For the Lagrangian-DNN relaxation of quadratic optimization problems (QOPs), we propose a Newton-bracketing method to improve the performance of the bisection-projection method implemented in BBCPOP [ACM Tran. Softw., 45(3):34 (2019)]. The relaxation problem is converted into the problem of finding the largest zero $y^{\ast }$ of a continuously differentiable (except at $y^{\ast }$) convex function $g:\mathbb{R}\to \mathbb{R}$ such that $g\left(y\right)=0$ if $y\le y^{\ast }$ and $g\left(y\right)>0$ otherwise. In theory, the method generates lower and upper bounds of $y^{\ast }$ both converging to $y^{\ast }$. Their convergence is quadratic if the right derivative of g at $y^{\ast }$ is positive. Accurate computation of $g^{\prime }\left(y\right)$ is necessary for the robustness of the method, but it is difficult to achieve in practice. As an alternative, we present a secant-bracketing method. We demonstrate that the method improves the quality of the lower bounds obtained by BBCPOP and SDPNAL+ for binary QOP instances from BIQMAC. Moreover, new lower bounds for the unknown optimal values of large scale QAP instances from QAPLIB are reported.

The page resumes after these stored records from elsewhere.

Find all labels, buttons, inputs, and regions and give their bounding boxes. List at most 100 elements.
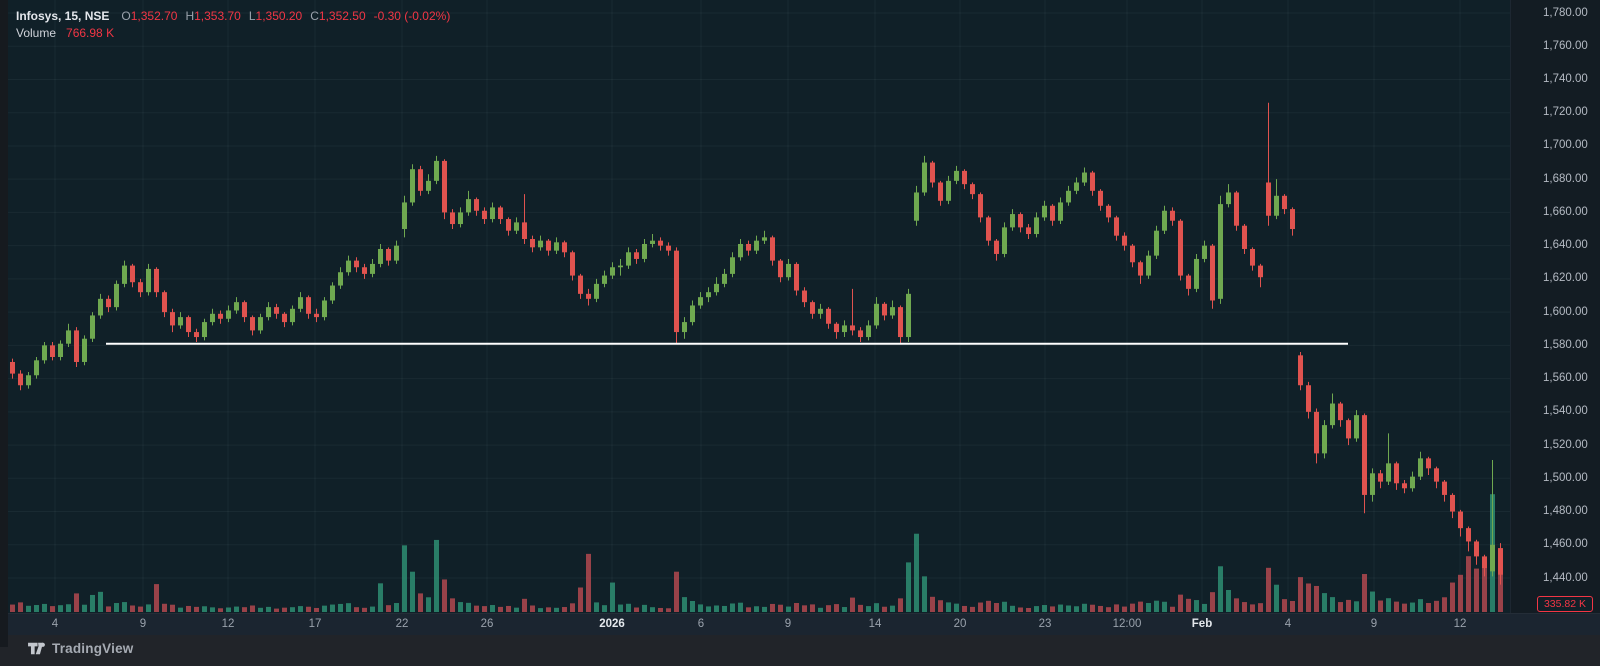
candle — [298, 297, 303, 309]
volume-bar — [1338, 602, 1343, 612]
candle — [746, 243, 751, 251]
low-key: L — [248, 8, 256, 23]
low-value: 1,350.20 — [255, 8, 303, 23]
candle — [1210, 245, 1215, 301]
candle — [1122, 235, 1127, 246]
candle — [138, 282, 143, 293]
volume-bar — [202, 606, 207, 612]
volume-bar — [1250, 604, 1255, 612]
time-axis-label: 12 — [1453, 618, 1467, 630]
candle — [1346, 420, 1351, 439]
candle — [778, 260, 783, 278]
volume-bar — [362, 607, 367, 612]
volume-bar — [1266, 567, 1271, 612]
volume-bar — [258, 607, 263, 612]
candle — [1458, 511, 1463, 529]
volume-bar — [1018, 607, 1023, 612]
candle — [178, 317, 183, 326]
price-axis-label: 1,580.00 — [1543, 338, 1588, 351]
volume-bar — [554, 607, 559, 612]
time-axis-label: 12:00 — [1112, 618, 1142, 630]
time-axis-label: 9 — [139, 618, 147, 630]
volume-bar — [570, 603, 575, 612]
volume-title[interactable]: Volume — [16, 25, 57, 40]
volume-bar — [514, 607, 519, 612]
candle — [1362, 415, 1367, 495]
volume-bar — [546, 607, 551, 612]
candle — [106, 298, 111, 308]
candle — [466, 199, 471, 213]
candlestick-chart[interactable] — [0, 0, 1600, 613]
volume-bar — [946, 602, 951, 612]
volume-bar — [1378, 600, 1383, 612]
candle — [362, 267, 367, 274]
candle — [1490, 544, 1495, 572]
volume-bar — [1298, 577, 1303, 612]
candle — [218, 313, 223, 319]
volume-bar — [474, 605, 479, 612]
volume-bar — [842, 607, 847, 612]
price-axis-label: 1,740.00 — [1543, 72, 1588, 85]
volume-bar — [1026, 607, 1031, 612]
volume-bar — [650, 607, 655, 612]
candle — [754, 240, 759, 251]
candle — [978, 194, 983, 218]
time-axis-label: 22 — [395, 618, 409, 630]
volume-bar — [1162, 601, 1167, 612]
volume-bar — [506, 605, 511, 612]
candle — [194, 332, 199, 338]
volume-bar — [490, 605, 495, 612]
candle — [250, 317, 255, 331]
tradingview-logo[interactable]: TradingView — [27, 640, 133, 657]
candle — [1170, 210, 1175, 221]
candle — [18, 373, 23, 386]
candle — [1186, 275, 1191, 289]
candle — [818, 308, 823, 314]
candle — [1002, 227, 1007, 254]
symbol-title[interactable]: Infosys, 15, NSE — [16, 8, 110, 23]
candle — [1274, 195, 1279, 216]
volume-bar — [954, 603, 959, 612]
candle — [1266, 182, 1271, 216]
volume-bar — [1186, 598, 1191, 612]
time-axis[interactable]: 4 9 12 17 22 26 2026 6 9 14 20 23 12:00 Feb 4 9 12 — [8, 613, 1600, 635]
candle — [1442, 481, 1447, 495]
legend-symbol-row: Infosys, 15, NSE O 1,352.70 H 1,353.70 L… — [16, 8, 450, 23]
candle — [58, 343, 63, 357]
volume-bar — [1050, 606, 1055, 612]
candle — [834, 323, 839, 333]
candle — [258, 317, 263, 331]
candle — [162, 292, 167, 313]
volume-bar — [1370, 591, 1375, 612]
volume-bar — [74, 593, 79, 612]
time-axis-label: 20 — [953, 618, 967, 630]
candle — [770, 237, 775, 261]
volume-bar — [138, 606, 143, 612]
volume-bar — [914, 533, 919, 612]
candle — [594, 283, 599, 299]
volume-bar — [426, 597, 431, 612]
candle — [714, 283, 719, 293]
candle — [282, 313, 287, 323]
candle — [130, 265, 135, 283]
volume-bar — [218, 608, 223, 612]
candle — [90, 315, 95, 339]
price-chart-pane[interactable]: Infosys, 15, NSE O 1,352.70 H 1,353.70 L… — [0, 0, 1600, 613]
candle — [1154, 230, 1159, 256]
candle — [1282, 195, 1287, 210]
price-axis[interactable]: 335.82 K 1,780.00 1,760.00 1,740.00 1,720.0… — [1510, 0, 1600, 613]
volume-bar — [1146, 603, 1151, 612]
candle — [242, 302, 247, 318]
candle — [538, 240, 543, 248]
candle — [1082, 172, 1087, 183]
candle — [1162, 210, 1167, 231]
candle — [802, 290, 807, 303]
volume-bar — [354, 607, 359, 612]
volume-bar — [1498, 559, 1503, 612]
candle — [986, 217, 991, 241]
volume-bar — [874, 603, 879, 612]
time-axis-label: 26 — [480, 618, 494, 630]
volume-bar — [890, 605, 895, 612]
candle — [354, 260, 359, 268]
volume-bar — [994, 603, 999, 612]
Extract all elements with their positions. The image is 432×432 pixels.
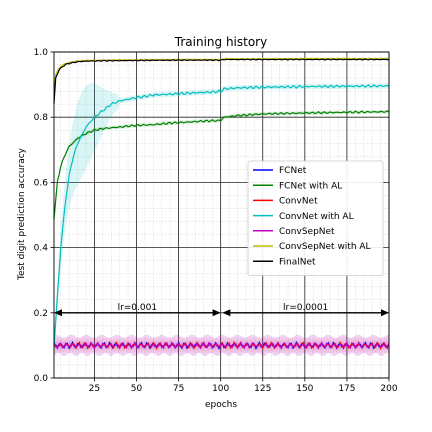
chart-title: Training history <box>174 35 267 49</box>
plot-frame <box>53 51 390 379</box>
legend-entry: FinalNet <box>279 257 316 267</box>
x-tick-label: 200 <box>380 384 397 394</box>
legend-entry: FCNet with AL <box>279 181 342 191</box>
y-tick-label: 0.6 <box>34 178 49 188</box>
y-axis-label: Test digit prediction accuracy <box>17 147 27 281</box>
band-convnet-with-al <box>54 83 389 358</box>
legend-entry: ConvNet with AL <box>279 212 354 222</box>
y-tick-label: 1.0 <box>34 48 49 58</box>
annotation-arrowhead-right <box>381 309 389 317</box>
x-tick-label: 50 <box>131 384 143 394</box>
annotation-arrowhead-left <box>54 309 62 317</box>
y-tick-label: 0.0 <box>34 374 49 384</box>
x-tick-label: 25 <box>89 384 100 394</box>
legend: FCNet FCNet with AL ConvNet ConvNet with AL… <box>247 160 384 276</box>
series-line-fcnet-with-al <box>53 110 390 220</box>
legend-entry: ConvSepNet <box>279 227 335 237</box>
annotation-arrowhead-left <box>222 309 231 317</box>
y-tick-label: 0.4 <box>34 244 49 254</box>
lr-annotations: lr=0.001 lr=0.0001 <box>54 303 389 317</box>
x-tick-label: 75 <box>173 384 184 394</box>
x-tick-label: 100 <box>212 384 229 394</box>
series-line-convnet-with-al <box>53 84 390 346</box>
series-lines <box>53 57 390 350</box>
y-tick-label: 0.2 <box>34 309 48 319</box>
x-tick-label: 150 <box>296 384 313 394</box>
annotation-arrowhead-right <box>212 309 221 317</box>
legend-entry: ConvSepNet with AL <box>279 242 371 252</box>
series-line-convsepnet <box>53 340 390 350</box>
series-line-finalnet <box>53 58 390 105</box>
annotation-label: lr=0.001 <box>118 303 158 313</box>
annotation-label: lr=0.0001 <box>283 303 328 313</box>
x-tick-label: 125 <box>254 384 271 394</box>
legend-entry: FCNet <box>279 166 307 176</box>
y-tick-label: 0.8 <box>34 113 49 123</box>
x-tick-label: 175 <box>338 384 355 394</box>
legend-box <box>247 160 384 276</box>
axis-ticks: 25 50 75 100 125 150 175 200 0.0 0.2 0.4 0.6 0.8 1.0 <box>34 48 398 394</box>
legend-entry: ConvNet <box>279 197 318 207</box>
x-axis-label: epochs <box>205 400 237 410</box>
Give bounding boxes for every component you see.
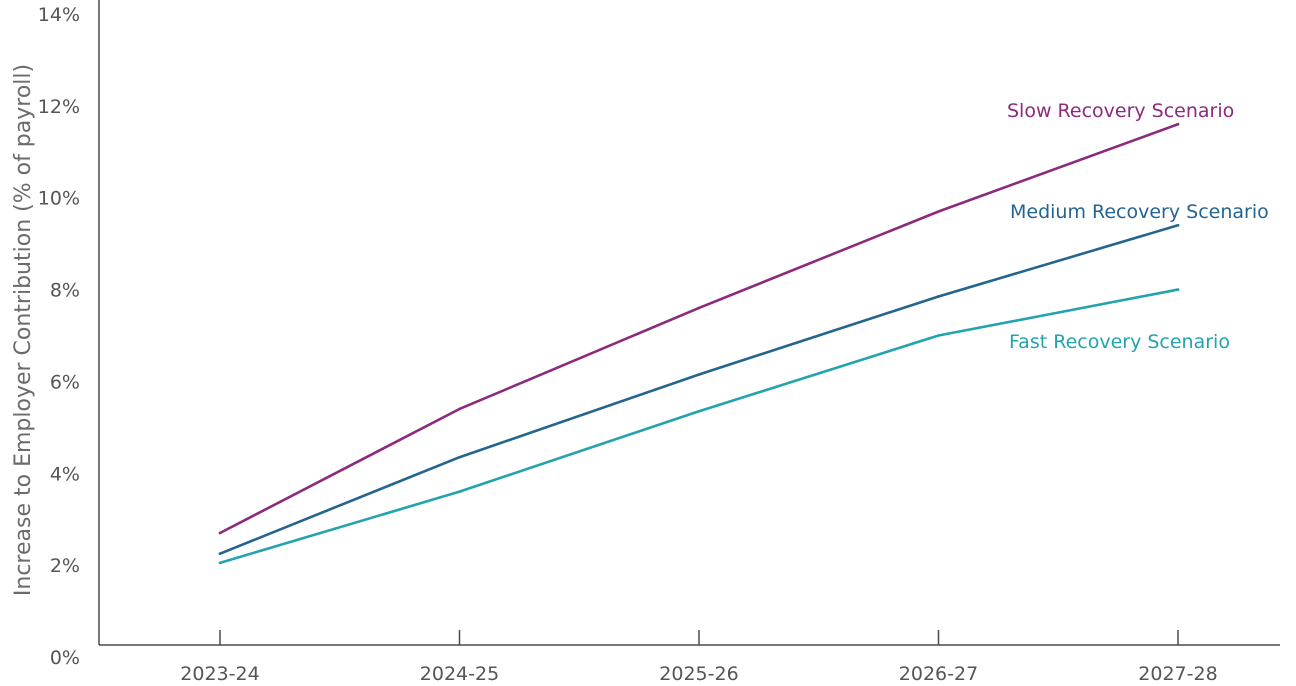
series-line xyxy=(218,223,1180,555)
y-tick-label: 6% xyxy=(50,371,80,393)
x-tick-label: 2024-25 xyxy=(420,663,499,685)
series-lines xyxy=(218,122,1180,565)
data-point xyxy=(697,373,701,376)
data-point xyxy=(1176,288,1180,291)
data-point xyxy=(1176,223,1180,227)
x-tick-marks: 2023-24 2024-25 2025-26 2026-27 2027-28 xyxy=(180,630,1218,685)
data-point xyxy=(458,455,461,459)
y-axis-title: Increase to Employer Contribution (% of … xyxy=(11,64,36,596)
data-point xyxy=(218,552,222,555)
data-point xyxy=(218,531,222,535)
y-tick-label: 4% xyxy=(50,463,80,485)
x-tick-label: 2026-27 xyxy=(899,663,978,685)
y-tick-label: 12% xyxy=(38,96,80,118)
y-tick-label: 10% xyxy=(38,188,80,210)
data-point xyxy=(1176,122,1180,126)
data-point xyxy=(937,210,940,213)
y-tick-label: 2% xyxy=(50,555,80,577)
series-label: Slow Recovery Scenario xyxy=(1007,100,1234,122)
y-tick-labels: 0% 2% 4% 6% 8% 10% 12% 14% xyxy=(38,4,80,669)
series-label: Fast Recovery Scenario xyxy=(1009,331,1230,353)
data-point xyxy=(697,409,701,413)
series-labels: Slow Recovery Scenario Medium Recovery Sc… xyxy=(1007,100,1269,353)
data-point xyxy=(218,561,222,565)
data-point xyxy=(458,490,461,493)
y-tick-label: 0% xyxy=(50,647,80,669)
data-point xyxy=(937,295,940,298)
x-tick-label: 2027-28 xyxy=(1138,663,1217,685)
data-point xyxy=(937,334,940,337)
data-point xyxy=(458,407,461,411)
x-tick-label: 2025-26 xyxy=(659,663,738,685)
data-point xyxy=(697,306,701,310)
y-tick-label: 8% xyxy=(50,280,80,302)
series-label: Medium Recovery Scenario xyxy=(1010,201,1269,223)
chart-axes xyxy=(98,0,1280,646)
y-tick-label: 14% xyxy=(38,4,80,26)
series-line xyxy=(218,122,1180,535)
x-tick-label: 2023-24 xyxy=(180,663,259,685)
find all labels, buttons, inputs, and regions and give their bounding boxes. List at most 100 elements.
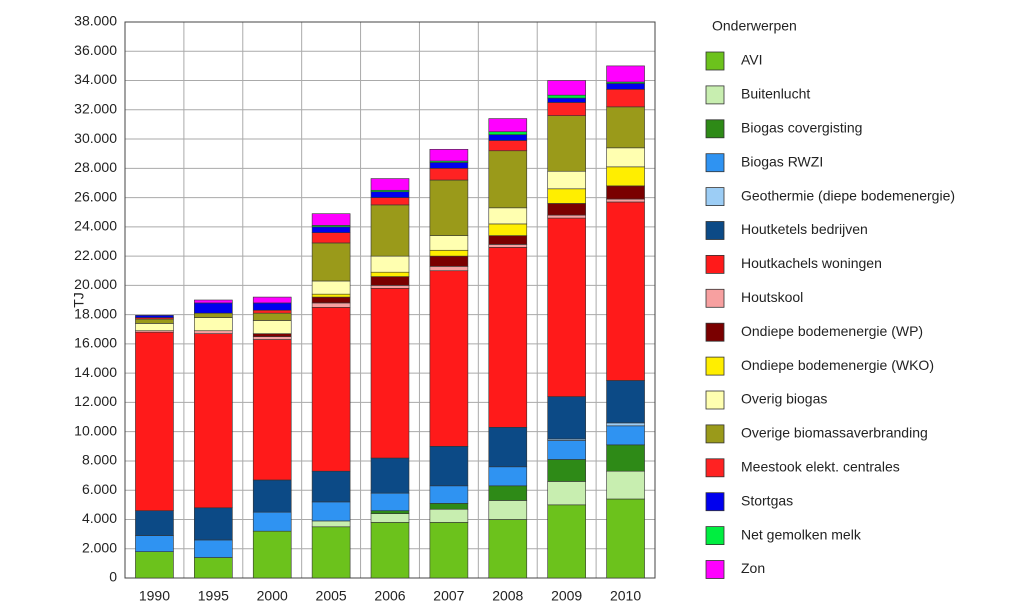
x-tick-label: 2006 [374,588,405,604]
bar-segment [488,131,528,135]
x-tick-label: 2008 [492,588,523,604]
y-tick-label: 34.000 [74,71,117,87]
bar-segment [194,312,233,318]
bar-segment [370,287,410,459]
bar-segment [194,507,233,541]
legend-label: Stortgas [741,492,793,508]
x-tick-label: 2007 [433,588,464,604]
bar-segment [606,425,645,446]
bar-segment [429,266,469,272]
legend-swatch [705,526,725,545]
bar-segment [252,296,292,304]
y-tick-label: 32.000 [74,100,117,116]
bar-segment [311,470,351,503]
bar-segment [547,97,586,103]
bar-segment [311,520,351,528]
bar-segment [547,170,586,190]
legend-label: Houtkachels woningen [741,255,882,271]
bar-segment [194,302,233,314]
legend-label: Meestook elekt. centrales [741,459,900,475]
bar-segment [606,198,645,203]
bar-segment [547,481,586,506]
bar-segment [547,94,586,99]
bar-segment [547,214,586,219]
bar-segment [252,530,292,579]
bar-segment [547,115,586,172]
legend-swatch [705,119,725,139]
legend-swatch [705,424,725,444]
bar-segment [488,235,528,245]
legend-swatch [705,221,725,240]
legend-swatch [705,51,725,71]
bar-segment [547,217,586,397]
bar-segment [488,223,528,236]
legend-label: Geothermie (diepe bodemenergie) [741,187,955,203]
legend-swatch [705,492,725,512]
bar-segment [311,501,351,522]
y-tick-label: 18.000 [74,305,117,321]
bar-segment [429,148,469,162]
bar-segment [370,197,410,206]
bar-segment [606,147,645,168]
bar-segment [488,140,528,152]
legend-swatch [705,322,725,342]
legend-label: Biogas covergisting [741,120,862,136]
bar-segment [488,500,528,520]
bar-segment [311,226,351,233]
bar-segment [311,296,351,304]
bar-segment [252,339,292,481]
bar-segment [252,333,292,337]
bar-segment [252,312,292,321]
y-tick-label: 30.000 [74,130,117,146]
bar-segment [547,80,586,96]
bar-segment [488,247,528,428]
legend-swatch [705,560,725,579]
bar-segment [252,320,292,334]
bar-segment [370,492,410,511]
bar-segment [547,102,586,116]
bar-segment [547,396,586,440]
legend-swatch [705,254,725,274]
y-tick-label: 36.000 [74,42,117,58]
y-tick-label: 2.000 [82,539,117,555]
bar-segment [606,201,645,381]
y-tick-label: 26.000 [74,188,117,204]
bar-segment [370,457,410,494]
bar-segment [370,510,410,514]
legend-label: Ondiepe bodemenergie (WKO) [741,357,934,373]
legend-swatch [705,187,725,207]
bar-segment [135,510,174,536]
bar-segment [135,318,174,324]
legend-label: Zon [741,560,765,576]
bar-segment [547,504,586,579]
x-tick-label: 2005 [316,588,347,604]
bar-segment [606,380,645,424]
bar-segment [311,302,351,308]
y-tick-label: 4.000 [82,510,117,526]
y-tick-label: 38.000 [74,13,117,29]
bar-segment [194,317,233,332]
y-tick-label: 0 [109,569,117,585]
bar-segment [311,232,351,244]
bar-segment [370,285,410,289]
bar-segment [370,255,410,273]
bar-segment [370,513,410,523]
bar-segment [252,336,292,340]
bar-segment [488,519,528,579]
x-tick-label: 2010 [610,588,641,604]
y-tick-label: 22.000 [74,247,117,263]
legend-swatch [705,85,725,105]
x-tick-label: 2000 [257,588,288,604]
legend-swatch [705,390,725,410]
bar-segment [429,235,469,251]
bar-segment [429,522,469,579]
bar-segment [606,166,645,187]
legend-label: Overige biomassaverbranding [741,425,928,441]
bar-segment [252,511,292,532]
bar-segment [135,315,174,318]
bar-segment [606,65,645,83]
bar-segment [488,118,528,133]
bar-segment [370,178,410,191]
y-tick-label: 12.000 [74,393,117,409]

对于二次优化问题（QOP）的Lagrangian-DNN松弛，我们提出了一种牛顿括号法，以改善BBCPOP [ACM Tran。Softw。，45（3）：34（2019）]。松弛问题转化为找到最大零的问题${ÿ}^{\ast }$ 的连续可微数（除 ${ÿ}^{\ast }$）凸函数 $G：\mathbb{[R}\to \mathbb{[R}$ 这样 $G（ÿ）=0$ 如果 $ÿ\le {ÿ}^{\ast }$ 和 $G（ÿ）>0$除此以外。从理论上讲，该方法生成${ÿ}^{\ast }$ 都收敛到 ${ÿ}^{\ast }$。如果g的右导数在${ÿ}^{\ast }$是积极的。精确计算$G^{\prime }（ÿ）$该方法的鲁棒性是必需的，但是在实践中很难实现。作为替代方案，我们提出了一种割线包围方法。我们证明了该方法提高了BBCPOP和SDPNAL +对于BIQMAC二进制QOP实例获得的下限的质量。此外，报告了来自QAPLIB的大规模QAP实例的未知最优值的新下界。